I am running 7.1.2p with all the extensions necessary for it to function as well as any installation of 7.6.1, and using 3rd party software I am able to get it to recognize the DVD drive without issue. It can read everything properly, CD, CDR, CDRW, etc... but, as soon as I try to give it a proper DVD (factory pressed to rule out mastering errors) it will only show the first 2 GB of data and that's it, despite having all the necessary extensions required for understanding the UDF format properly. I have even tested it with a DVD-R with less than 2 GB of data, and it can read the entire thing just fine.

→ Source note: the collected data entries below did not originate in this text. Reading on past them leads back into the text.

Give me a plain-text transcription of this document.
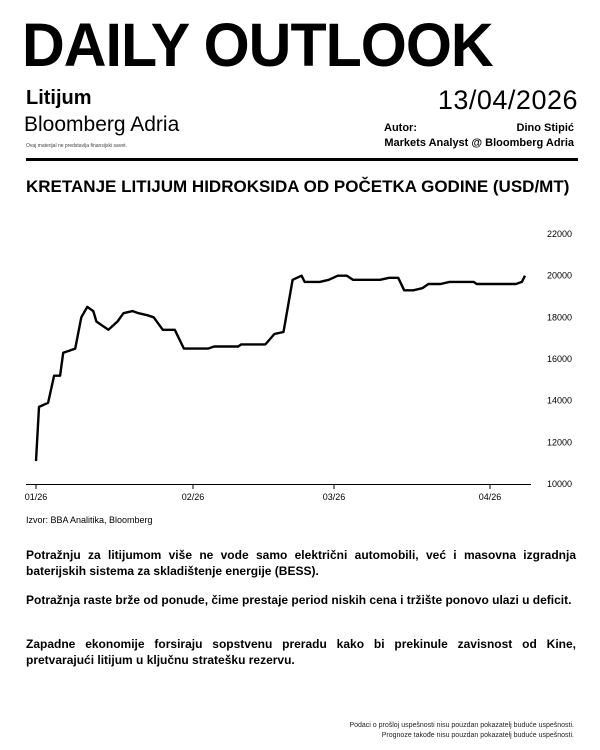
DAILY OUTLOOK
Litijum
Bloomberg Adria
Ovaj materijal ne predstavlja finansijski savet.
13/04/2026
Autor:	Dino Stipić
Markets Analyst @ Bloomberg Adria
KRETANJE LITIJUM HIDROKSIDA OD POČETKA GODINE (USD/MT)
01/26	02/26	03/26	04/26
22000
20000
18000
16000
14000
12000
10000
Izvor: BBA Analitika, Bloomberg
Potražnju za litijumom više ne vode samo električni automobili, već i masovna izgradnja baterijskih sistema za skladištenje energije (BESS).
Potražnja raste brže od ponude, čime prestaje period niskih cena i tržište ponovo ulazi u deficit.
Zapadne ekonomije forsiraju sopstvenu preradu kako bi prekinule zavisnost od Kine, pretvarajući litijum u ključnu stratešku rezervu.
Podaci o prošloj uspešnosti nisu pouzdan pokazatelj buduće uspešnosti.
Prognoze takođe nisu pouzdan pokazatelj buduće uspešnosti.
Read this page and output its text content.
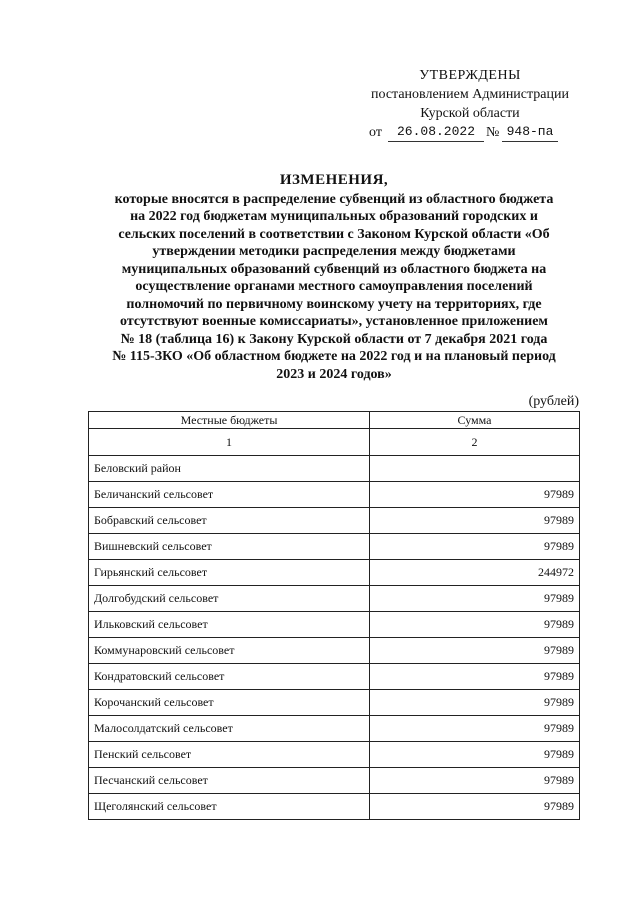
УТВЕРЖДЕНЫ
постановлением Администрации
Курской области
от	26.08.2022 № 948-па
ИЗМЕНЕНИЯ,
которые вносятся в распределение субвенций из областного бюджета
на 2022 год бюджетам муниципальных образований городских и
сельских поселений в соответствии с Законом Курской области «Об
утверждении методики распределения между бюджетами
муниципальных образований субвенций из областного бюджета на
осуществление органами местного самоуправления поселений
полномочий по первичному воинскому учету на территориях, где
отсутствуют военные комиссариаты», установленное приложением
№ 18 (таблица 16) к Закону Курской области от 7 декабря 2021 года
№ 115-ЗКО «Об областном бюджете на 2022 год и на плановый период
2023 и 2024 годов»
(рублей)
Местные бюджеты	Сумма
1	2
Беловский район	
Беличанский сельсовет	97989
Бобравский сельсовет	97989
Вишневский сельсовет	97989
Гирьянский сельсовет	244972
Долгобудский сельсовет	97989
Ильковский сельсовет	97989
Коммунаровский сельсовет	97989
Кондратовский сельсовет	97989
Корочанский сельсовет	97989
Малосолдатский сельсовет	97989
Пенский сельсовет	97989
Песчанский сельсовет	97989
Щеголянский сельсовет	97989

Files copied from the DVD-R to the HDD of the Mac hosting the drive are checksum perfect. As such, as far as I can tell, all the software needed to read a DVD properly is functioning without issue.

Was 2GB of data for a given volume a technical limit of the Mac OS before HFS+ was introduced?
 
Is there a minimum version of the Mac OS that is required to read a DVD properly?

I am running 7.1.2p with all the extensions necessary for it to function as well as any installation of 7.6.1, and using 3rd party software I am able to get it to recognize the DVD drive without issue. It can read everything properly, CD, CDR, CDRW, etc... but, as soon as I try to give it a proper DVD (factory pressed to rule out mastering errors) it will only show the first 2 GB of data and that's it, despite having all the necessary extensions required for understanding the UDF format properly. I have even tested it with a DVD-R with less than 2 GB of data, and it can read the entire thing just fine. Files copied from the DVD-R to the HDD of the Mac hosting the drive are checksum perfect. As such, as far as I can tell, all the software needed to read a DVD properly is functioning without issue.

Was 2GB of data for a given volume a technical limit of the Mac OS before HFS+ was introduced?
It's a more complicated answer than you expect because it depends on hardware and OS, but 7.5.2 and up can deal with partitions bigger than 2GB if I remember, but truthfully, you probably want a PowerPC because I think it otherwise just moves the limit to 4GB (less than 4.3).

It's a right old mess that I don't really feel like looking up the exact specifics of.
 
There's a point at which the limit rises from 2 GiB to 4, and then another point at which it rises from 4 GiB to 2 TiB. (Internally, it's going from a signed to unsigned 32-bit byte count, then to a 32-bit count of 512-byte sectors.)
 
Interesting. Thanks for the responses. Of all the issues I ran into, I never expected to hit such an odd fundamental limit of the lower numbered System 7 OS. Guess there really is some things that can't be done below a certain minimum System.
 
Interesting. Thanks for the responses. Of all the issues I ran into, I never expected to hit such an odd fundamental limit of the lower numbered System 7 OS. Guess there really is some things that can't be done below a certain minimum System.
Disks were mostly about 80MB (probably about 20 to 160MB) when System 7 came out. I always find it insane that I can use a 16GB disk in an SE as long as I split it up into 2GB chunks.
 
Hmm... with the backporting of HFS+ as low as System 7.1, I wonder if we could use a similar approach to backport UDF and DVD support?

This, of course, would only work for PPC Macs, unless Mac OS 8.1 actually has full 68k support (which would be awesome if true). Has anyone looked into this option? We could probably rip out the driver and shove it into a 7.1-compatible drvr extension if the 68k code exists in 8.1. Below 7.1, we'd probably have to shoehorn it directly into the System binary.